Realize, that this is all the ToDecimal() function does, for the string param overload:
Code:
public static decimal ToDecimal(string value)
{
if (value == null)
{
return 0M;
}
return decimal.Parse(value, CultureInfo.CurrentCulture);
}
A textBox's Text property, will NEVER be null, so really, all it's doing is calling decimal.Parse() for you, and without validation on the input. The most "nothingness" value a textBox can have is string.Empty.
minInvoice will ALWAYS be the invoiceTotal because minInvoice is as high as things get. There can be no larger decimal value than decimal.MaxValue, and you're comparing for the smallest of those 2 numbers. It doesn't make sense. It's the complete reverse with the Math.Max line, unless your invoiceTotal is a negative value, you can't get a smaller value than 0...
Last edited by AceInfinity; February 3rd, 2013 at 04:25 PM.
I see what you mean Ace.
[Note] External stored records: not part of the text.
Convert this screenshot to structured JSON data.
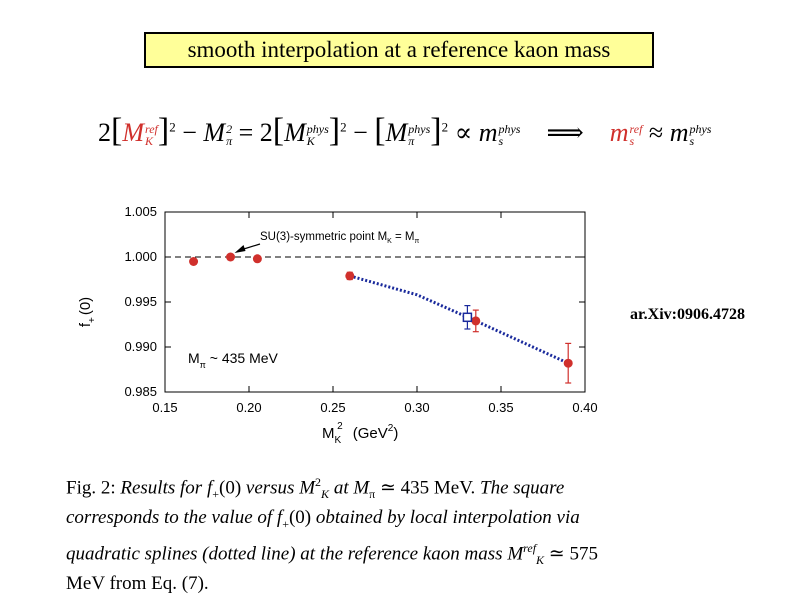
{
  "slide": {
    "title": "smooth interpolation at a reference kaon mass",
    "reference": "ar.Xiv:0906.4728"
  },
  "equation": {
    "coef_left": "2",
    "M": "M",
    "K": "K",
    "pi": "π",
    "ref": "ref",
    "phys": "phys",
    "minus": "−",
    "equals": "=",
    "coef_mid": "2",
    "propto": "∝",
    "m": "m",
    "s": "s",
    "implies": "⟹",
    "approx": "≈",
    "square": "2"
  },
  "chart_data": {
    "type": "scatter",
    "xlabel_main": "M",
    "xlabel_sub": "K",
    "xlabel_sup": "2",
    "xlabel_units": "(GeV",
    "xlabel_units_sup": "2",
    "xlabel_units_close": ")",
    "ylabel": "f",
    "ylabel_sub": "+",
    "ylabel_arg": "(0)",
    "xlim": [
      0.15,
      0.4
    ],
    "ylim": [
      0.985,
      1.005
    ],
    "xticks": [
      "0.15",
      "0.20",
      "0.25",
      "0.30",
      "0.35",
      "0.40"
    ],
    "xtick_values": [
      0.15,
      0.2,
      0.25,
      0.3,
      0.35,
      0.4
    ],
    "yticks": [
      "0.985",
      "0.990",
      "0.995",
      "1.000",
      "1.005"
    ],
    "ytick_values": [
      0.985,
      0.99,
      0.995,
      1.0,
      1.005
    ],
    "reference_line_y": 1.0,
    "series": [
      {
        "name": "data",
        "color": "#d0302c",
        "points": [
          {
            "x": 0.167,
            "y": 0.9995,
            "err": 0
          },
          {
            "x": 0.189,
            "y": 1.0,
            "err": 0
          },
          {
            "x": 0.205,
            "y": 0.9998,
            "err": 0
          },
          {
            "x": 0.26,
            "y": 0.9979,
            "err": 0.0004
          },
          {
            "x": 0.335,
            "y": 0.9929,
            "err": 0.0012
          },
          {
            "x": 0.39,
            "y": 0.9882,
            "err": 0.0022
          }
        ]
      },
      {
        "name": "interpolated",
        "color": "#1a2a9c",
        "points": [
          {
            "x": 0.33,
            "y": 0.9933,
            "err": 0.0013
          }
        ]
      }
    ],
    "spline": {
      "color": "#1a2a9c",
      "points": [
        [
          0.26,
          0.9979
        ],
        [
          0.3,
          0.9958
        ],
        [
          0.335,
          0.9929
        ],
        [
          0.39,
          0.9882
        ]
      ]
    },
    "annotation": "SU(3)-symmetric point M",
    "annotation_sub_k": "K",
    "annotation_eq": " = M",
    "annotation_sub_pi": "π",
    "annotation_target": {
      "x": 0.189,
      "y": 1.0
    },
    "mass_label": "M",
    "mass_label_sub": "π",
    "mass_label_rest": " ~ 435 MeV"
  },
  "caption": {
    "fig": "Fig. 2:",
    "t1": "Results for",
    "f": "f",
    "plus": "+",
    "zero": "(0)",
    "versus": "versus",
    "M": "M",
    "K": "K",
    "two": "2",
    "at": "at",
    "pi": "π",
    "value": "≃ 435 MeV.",
    "t2": "The square corresponds to the value of",
    "t3": "obtained by local interpolation via quadratic splines (dotted line) at the reference kaon mass",
    "ref": "ref",
    "value2": "≃ 575 MeV from Eq. (7)."
  }
}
It was suggested I use MaxValue so the correct value is returned the first time. If I had declared it as 0, then the first time an invoice is entered it would always display 0 as the min invoice.
I see what you mean Ace. It was suggested I use MaxValue so the correct value is returned the first time. If I had declared it as 0, then the first time an invoice is entered it would always display 0 as the min invoice.
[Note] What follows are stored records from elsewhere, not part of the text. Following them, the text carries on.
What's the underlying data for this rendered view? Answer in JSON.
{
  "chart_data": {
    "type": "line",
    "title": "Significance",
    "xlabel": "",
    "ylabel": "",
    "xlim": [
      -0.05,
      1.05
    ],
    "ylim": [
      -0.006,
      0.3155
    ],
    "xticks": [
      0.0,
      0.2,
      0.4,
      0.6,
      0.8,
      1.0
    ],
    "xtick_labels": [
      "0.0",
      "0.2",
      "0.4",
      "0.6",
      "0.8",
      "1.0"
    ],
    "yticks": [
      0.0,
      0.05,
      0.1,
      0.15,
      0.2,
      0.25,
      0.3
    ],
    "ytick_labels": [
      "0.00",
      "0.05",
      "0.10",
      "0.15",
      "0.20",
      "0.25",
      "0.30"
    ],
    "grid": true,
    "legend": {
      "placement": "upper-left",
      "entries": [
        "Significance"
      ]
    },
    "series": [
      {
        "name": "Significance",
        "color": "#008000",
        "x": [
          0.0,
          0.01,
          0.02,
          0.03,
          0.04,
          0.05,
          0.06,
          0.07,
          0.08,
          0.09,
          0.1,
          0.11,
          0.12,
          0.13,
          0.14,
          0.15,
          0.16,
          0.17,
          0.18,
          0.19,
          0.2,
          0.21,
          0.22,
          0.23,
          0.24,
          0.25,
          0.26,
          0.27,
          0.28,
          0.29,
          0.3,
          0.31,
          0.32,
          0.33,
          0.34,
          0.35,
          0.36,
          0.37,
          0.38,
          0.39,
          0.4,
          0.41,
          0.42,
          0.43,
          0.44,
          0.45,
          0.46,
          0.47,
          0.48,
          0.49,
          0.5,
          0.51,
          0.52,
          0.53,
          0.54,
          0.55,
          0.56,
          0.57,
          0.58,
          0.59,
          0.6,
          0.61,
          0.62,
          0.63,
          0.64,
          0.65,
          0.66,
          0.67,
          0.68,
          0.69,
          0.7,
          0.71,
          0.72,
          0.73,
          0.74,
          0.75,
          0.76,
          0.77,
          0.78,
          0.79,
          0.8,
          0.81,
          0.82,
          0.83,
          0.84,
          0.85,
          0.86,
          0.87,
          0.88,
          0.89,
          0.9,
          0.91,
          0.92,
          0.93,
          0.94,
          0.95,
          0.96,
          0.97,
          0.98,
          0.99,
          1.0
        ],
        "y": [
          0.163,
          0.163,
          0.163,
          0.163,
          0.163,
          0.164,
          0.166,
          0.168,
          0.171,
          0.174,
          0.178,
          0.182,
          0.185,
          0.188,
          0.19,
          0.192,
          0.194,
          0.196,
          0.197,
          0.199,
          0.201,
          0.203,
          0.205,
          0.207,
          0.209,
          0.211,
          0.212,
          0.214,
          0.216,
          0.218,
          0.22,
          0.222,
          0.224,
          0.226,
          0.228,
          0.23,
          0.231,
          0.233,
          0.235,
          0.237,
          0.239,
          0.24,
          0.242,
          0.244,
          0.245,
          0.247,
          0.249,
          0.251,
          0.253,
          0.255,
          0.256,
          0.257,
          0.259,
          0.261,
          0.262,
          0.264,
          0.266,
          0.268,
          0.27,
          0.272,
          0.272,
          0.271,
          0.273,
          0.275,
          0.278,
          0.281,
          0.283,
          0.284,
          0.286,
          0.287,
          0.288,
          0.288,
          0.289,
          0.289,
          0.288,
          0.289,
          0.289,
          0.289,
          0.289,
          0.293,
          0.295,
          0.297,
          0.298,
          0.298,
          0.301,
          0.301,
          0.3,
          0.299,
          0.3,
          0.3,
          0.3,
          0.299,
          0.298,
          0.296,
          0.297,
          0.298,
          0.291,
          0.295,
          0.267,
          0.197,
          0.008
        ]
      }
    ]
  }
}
That's why if you look at my looping method, I automatically set it to the first invoice, and then I start looping from there, without looking at the one I already assigned as the minimum value to find any values smaller than the first invoice that I assigned to that variable. Doing it that way, avoids you from having to assign the variable to a useless value that doesn't really do anything for you.
**It double posted for some reason, so i'll provide an analogy here:
It would be like picking a number from a bag that has a whole bunch of paper slips, and then taking each other piece of paper out of that bag individually comparing to the first one you took out, and keeping the smaller value from each comparison as you went along until no more slips of paper were left.
Logically, this makes much more sense, than for instance, what you're doing, which is almost like having an initial piece of paper, writing a ridiculously huge number on it. And using that as a stepping stone to compare the same way as described earlier in my post here. Being able to skip steps is always good in programming, so long as you get a good reliable result.
I haven't gotten as far as loops yet. Here's what I am supposed to do:
Use the Math.Min method to compare each invoice total to a variable that contains the smallest invoice total to that point. Then, replace the variable with the smaller of the two invoice totals. To make this work for the first invoice, you can initialize this variable to a large number like the MaxValue member of the Decimal class.
This is a homework thing? Sort out your knowns for what they want you to do then:
- Use Math.Min() to compare each invoice total to a variable that contains the smallest invoice total
I wouldn't suggest setting it to MaxValue if there's no reason. Unless it's possible to get an invoice of $0, you can set it to the first invoice total, then you have an immediate starting point to compare against future invoices.
You know what you're supposed to do, but I can't help and I won't write code for you especially if this is homework, so what are you stuck on then?
I don't expect anyone to write code for me, just looking for outside opinions as well. My classmates in this online course aren't posting any suggestions either, and neither is my instructor. I thank you for your help anyways.
It seems to be doing the first invoice right, it should display invoiceTotal in both the smallest and largest invoice fields the first time. Just can't work out how to get it to compare the next input to the previous one. We cover loops in the next chapter, so I'm guessing I shouldn't be using those yet.